Wydaje się, że Google wymaga wyższej jakości na całym świecie. IMO, ostatnia aktualizacja wraz z ostatnimi aktualizacjami partnerskimi, sygnalizuje ten wielki czas.
Poważnie, przeczytaj wytyczne Google dotyczące recenzji produktów.
Te wytyczne nie dotyczą tylko recenzji. Wiele z nich dotyczy dowolnych treści. Być może nie dzisiaj, ale prawdopodobnie w przyszłości.
Na przykład oryginalne obrazy będą ważne. Już samo to zmieni dla nas publikowanie. Nadal korzystam ze zdjęć stockowych, ale coraz częściej korzystam też z własnych.
Moje ostatnio uruchomione strony znajdują się w niszach, w których mogę zdobyć własne zdjęcia, ponieważ biorę udział w działalności. Przykładem jest jazda na nartach. Uruchomiłem witrynę narciarską. Regularnie jeżdżę na nartach. Mam setki zdjęć do wykorzystania, nie wspominając o garażu pełnym sprzętu.
Obrazy to tylko jeden przykład.
Istnieją inne sposoby na jakość sygnału:
- Osobiste historie i przykłady
- Twoje własne badania (np. zebrane odpowiedzi na ankietę)
- Twoje własne wykresy
- Niestandardowe ilustracje
- Treść niezwracana. .
Taka jest przyszłość publikowania, tak jak ja to widzę. Sprawi to, że rozbudowa wielu witryn będzie jeszcze trudniejsza. Ilość personalizacji potrzebna do treści utrudni tworzenie treści bez nadzoru.
Czy można to obejść?
Tak, jest. Zatrudnij pisarzy i przeszkol ich w tworzeniu treści, których potrzebuje Google. To więcej pracy. Jest droższy, ale na dłuższą metę prawdopodobnie warto.
Współpracuję z pisarzami, którzy dołączają do swoich artykułów własne obrazy. Będę robił więcej tego. Muszę zapłacić trochę więcej za słowo, ale warto.
Mówię prawdopodobnie dlatego, że nie mam kryształowej kuli.
Strzelam tutaj z biodra, ale widzę rzeczy, które sprawiają, że myślę, że to jest to, do czego zmierza. Najsilniejsze sygnały to ostatnie aktualizacje Google. Bardzo wymowne.

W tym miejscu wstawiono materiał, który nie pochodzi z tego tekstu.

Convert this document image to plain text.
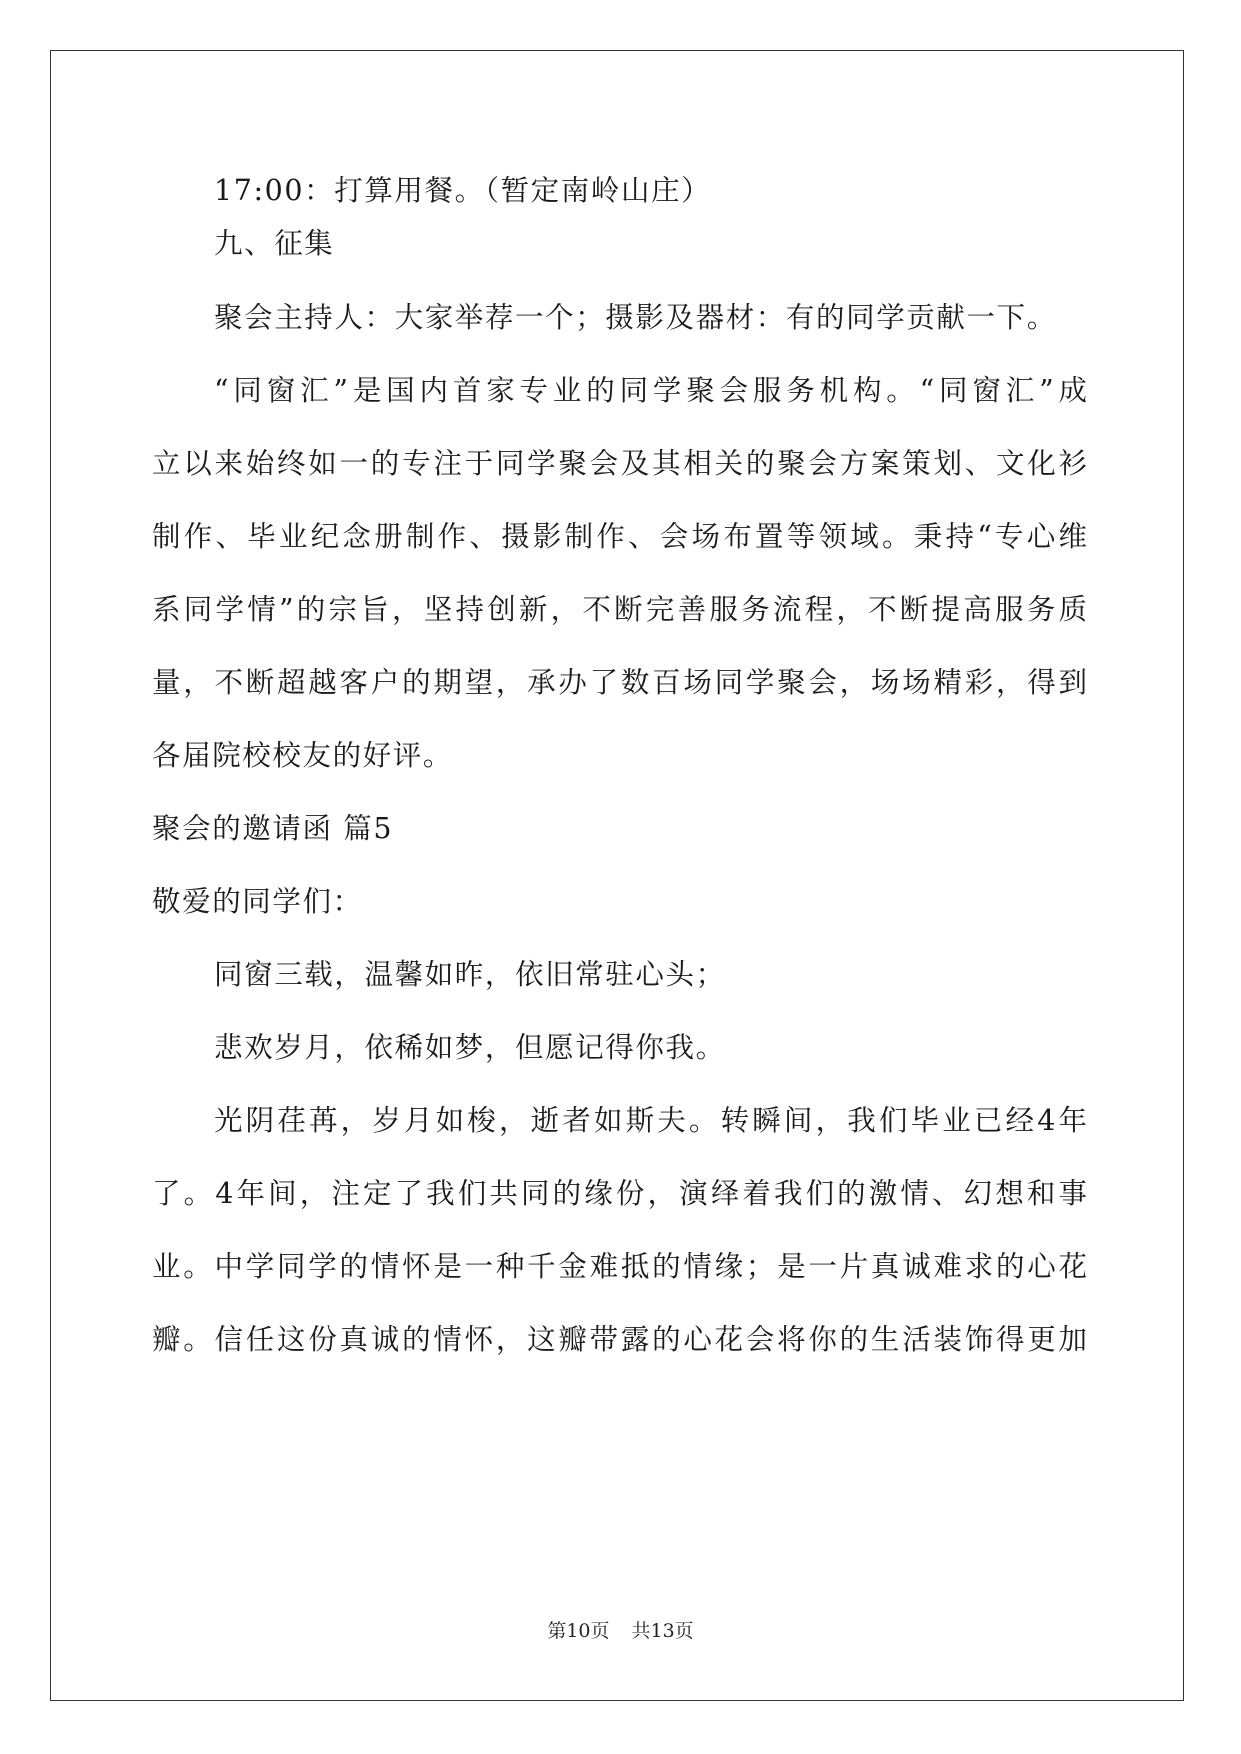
17:00：打算用餐。（暂定南岭山庄）
九、征集
聚会主持人：大家举荐一个；摄影及器材：有的同学贡献一下。
“同窗汇”是国内首家专业的同学聚会服务机构。“同窗汇”成
立以来始终如一的专注于同学聚会及其相关的聚会方案策划、文化衫
制作、毕业纪念册制作、摄影制作、会场布置等领域。秉持“专心维
系同学情”的宗旨，坚持创新，不断完善服务流程，不断提高服务质
量，不断超越客户的期望，承办了数百场同学聚会，场场精彩，得到
各届院校校友的好评。
聚会的邀请函 篇5
敬爱的同学们：
同窗三载，温馨如昨，依旧常驻心头；
悲欢岁月，依稀如梦，但愿记得你我。
光阴荏苒，岁月如梭，逝者如斯夫。转瞬间，我们毕业已经4年
了。4年间，注定了我们共同的缘份，演绎着我们的激情、幻想和事
业。中学同学的情怀是一种千金难抵的情缘；是一片真诚难求的心花
瓣。信任这份真诚的情怀，这瓣带露的心花会将你的生活装饰得更加
第10页 共13页
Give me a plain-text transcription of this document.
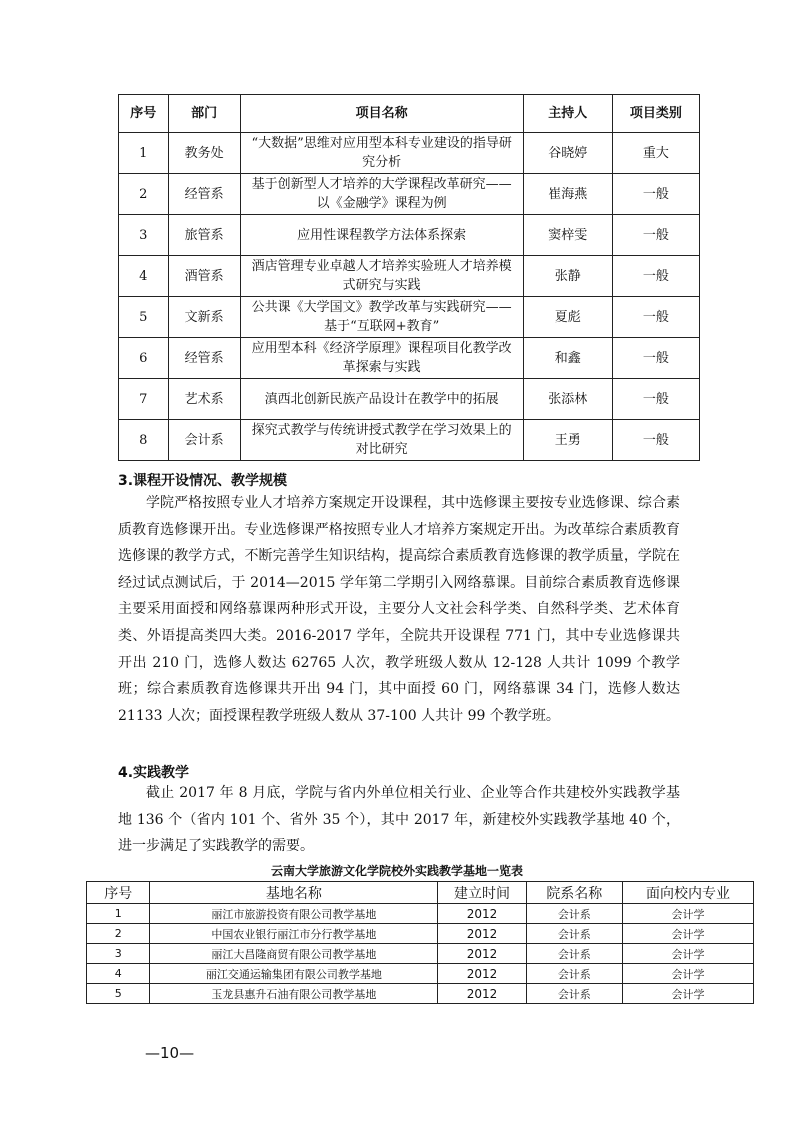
序号	部门	项目名称	主持人	项目类别
1	教务处	“大数据”思维对应用型本科专业建设的指导研究分析	谷晓婷	重大
2	经管系	基于创新型人才培养的大学课程改革研究——以《金融学》课程为例	崔海燕	一般
3	旅管系	应用性课程教学方法体系探索	窦梓雯	一般
4	酒管系	酒店管理专业卓越人才培养实验班人才培养模式研究与实践	张静	一般
5	文新系	公共课《大学国文》教学改革与实践研究——基于“互联网+教育”	夏彪	一般
6	经管系	应用型本科《经济学原理》课程项目化教学改革探索与实践	和鑫	一般
7	艺术系	滇西北创新民族产品设计在教学中的拓展	张添林	一般
8	会计系	探究式教学与传统讲授式教学在学习效果上的对比研究	王勇	一般
3.课程开设情况、教学规模

学院严格按照专业人才培养方案规定开设课程，其中选修课主要按专业选修课、综合素质教育选修课开出。专业选修课严格按照专业人才培养方案规定开出。为改革综合素质教育选修课的教学方式，不断完善学生知识结构，提高综合素质教育选修课的教学质量，学院在经过试点测试后，于 2014—2015 学年第二学期引入网络慕课。目前综合素质教育选修课主要采用面授和网络慕课两种形式开设，主要分人文社会科学类、自然科学类、艺术体育类、外语提高类四大类。2016-2017 学年，全院共开设课程 771 门，其中专业选修课共开出 210 门，选修人数达 62765 人次，教学班级人数从 12-128 人共计 1099 个教学班；综合素质教育选修课共开出 94 门，其中面授 60 门，网络慕课 34 门，选修人数达 21133 人次；面授课程教学班级人数从 37-100 人共计 99 个教学班。

4.实践教学

截止 2017 年 8 月底，学院与省内外单位相关行业、企业等合作共建校外实践教学基地 136 个（省内 101 个、省外 35 个），其中 2017 年，新建校外实践教学基地 40 个，进一步满足了实践教学的需要。

云南大学旅游文化学院校外实践教学基地一览表
序号	基地名称	建立时间	院系名称	面向校内专业
1	丽江市旅游投资有限公司教学基地	2012	会计系	会计学
2	中国农业银行丽江市分行教学基地	2012	会计系	会计学
3	丽江大昌隆商贸有限公司教学基地	2012	会计系	会计学
4	丽江交通运输集团有限公司教学基地	2012	会计系	会计学
5	玉龙县惠升石油有限公司教学基地	2012	会计系	会计学
—10—
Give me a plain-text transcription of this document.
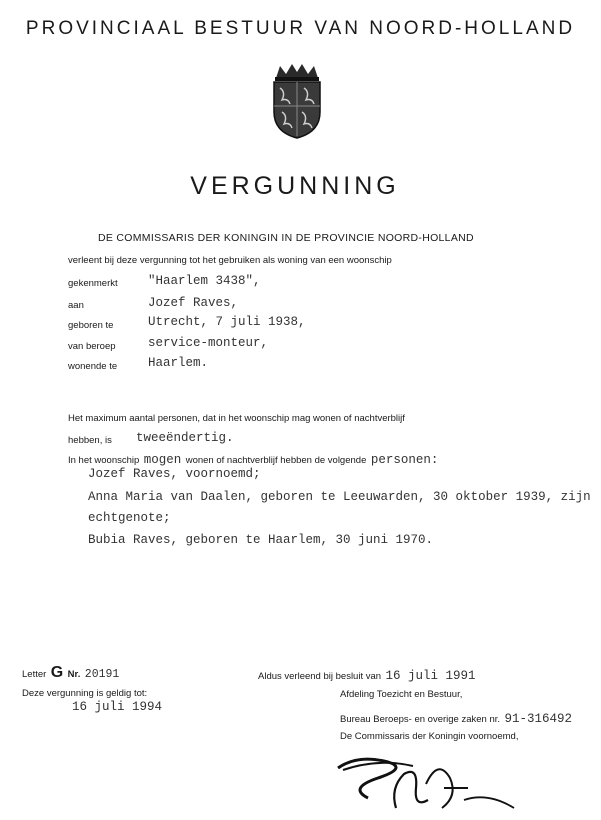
PROVINCIAAL BESTUUR VAN NOORD-HOLLAND
VERGUNNING
DE COMMISSARIS DER KONINGIN IN DE PROVINCIE NOORD-HOLLAND
verleent bij deze vergunning tot het gebruiken als woning van een woonschip
gekenmerkt "Haarlem 3438",
aan	Jozef Raves,
geboren te	Utrecht, 7 juli 1938,
van beroep	service-monteur,
wonende te Haarlem.
Het maximum aantal personen, dat in het woonschip mag wonen of nachtverblijf
hebben, is tweeëndertig.
In het woonschip mogen wonen of nachtverblijf hebben de volgende personen:
Jozef Raves, voornoemd;
Anna Maria van Daalen, geboren te Leeuwarden, 30 oktober 1939, zijn
echtgenote;
Bubia Raves, geboren te Haarlem, 30 juni 1970.
Letter G Nr. 20191
Deze vergunning is geldig tot:
16 juli 1994
Aldus verleend bij besluit van 16 juli 1991
Afdeling Toezicht en Bestuur,
Bureau Beroeps- en overige zaken nr. 91-316492
De Commissaris der Koningin voornoemd,
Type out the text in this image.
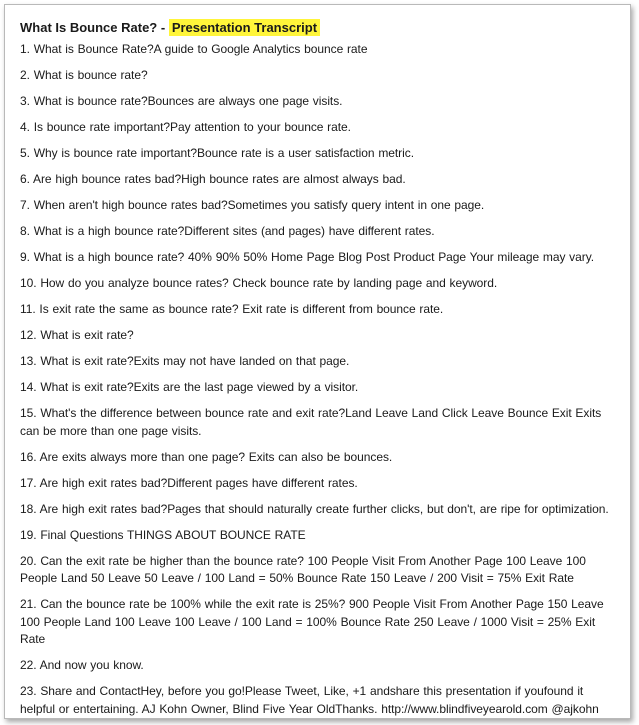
What Is Bounce Rate? - Presentation Transcript
1. What is Bounce Rate?A guide to Google Analytics bounce rate
2. What is bounce rate?
3. What is bounce rate?Bounces are always one page visits.
4. Is bounce rate important?Pay attention to your bounce rate.
5. Why is bounce rate important?Bounce rate is a user satisfaction metric.
6. Are high bounce rates bad?High bounce rates are almost always bad.
7. When aren't high bounce rates bad?Sometimes you satisfy query intent in one page.
8. What is a high bounce rate?Different sites (and pages) have different rates.
9. What is a high bounce rate? 40% 90% 50% Home Page Blog Post Product Page Your mileage may vary.
10. How do you analyze bounce rates? Check bounce rate by landing page and keyword.
11. Is exit rate the same as bounce rate? Exit rate is different from bounce rate.
12. What is exit rate?
13. What is exit rate?Exits may not have landed on that page.
14. What is exit rate?Exits are the last page viewed by a visitor.
15. What's the difference between bounce rate and exit rate?Land Leave Land Click Leave Bounce Exit Exits can be more than one page visits.
16. Are exits always more than one page? Exits can also be bounces.
17. Are high exit rates bad?Different pages have different rates.
18. Are high exit rates bad?Pages that should naturally create further clicks, but don't, are ripe for optimization.
19. Final Questions THINGS ABOUT BOUNCE RATE
20. Can the exit rate be higher than the bounce rate? 100 People Visit From Another Page 100 Leave 100 People Land 50 Leave 50 Leave / 100 Land = 50% Bounce Rate 150 Leave / 200 Visit = 75% Exit Rate
21. Can the bounce rate be 100% while the exit rate is 25%? 900 People Visit From Another Page 150 Leave 100 People Land 100 Leave 100 Leave / 100 Land = 100% Bounce Rate 250 Leave / 1000 Visit = 25% Exit Rate
22. And now you know.
23. Share and ContactHey, before you go!Please Tweet, Like, +1 andshare this presentation if youfound it helpful or entertaining. AJ Kohn Owner, Blind Five Year OldThanks. http://www.blindfiveyearold.com @ajkohn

Czy to oznacza, że tańsza i/lub sztuczna inteligencja nie będzie działać?
Nie. Zawsze są wyjątki. Sztuczna inteligencja się poprawi. Niektórzy operatorzy witryn AI odniosą ogromny sukces. Niektórzy już to robią. Ale możliwości Google w zakresie wykrywania sztucznej inteligencji również ulegną poprawie. To będzie kot i mysz przez następne dziesięć lat. Być może dalej.
Czy obawiam się, że moja obecna partia mniejszych witryn bez użycia rąk będzie bezwartościowa za rok lub dwa?
Nie, nie jestem. Treść jest przyzwoita. Strony O programie są świetne (moje własne zdjęcia itp.). Na razie to tylko sadzonki.
Jedną z rzeczy, które uwielbiam w tym biznesie, jest to, że zawsze możemy wrócić i poprawić sytuację.
Szybciej ulepszyć istniejącą, przestarzałą witrynę, niż zacząć od zera.
Najważniejszą rzeczą, którą teraz robię, która zmierza we właściwym kierunku, jest…
bycie bardziej kreatywnym dzięki tytułom, zarysom treści i kątom treści.
Pracuję nad podejściem do tematów treści nieco inaczej, aby odróżnić moje witryny. To próba i błąd, ale wierzę, że to krok w dobrym kierunku.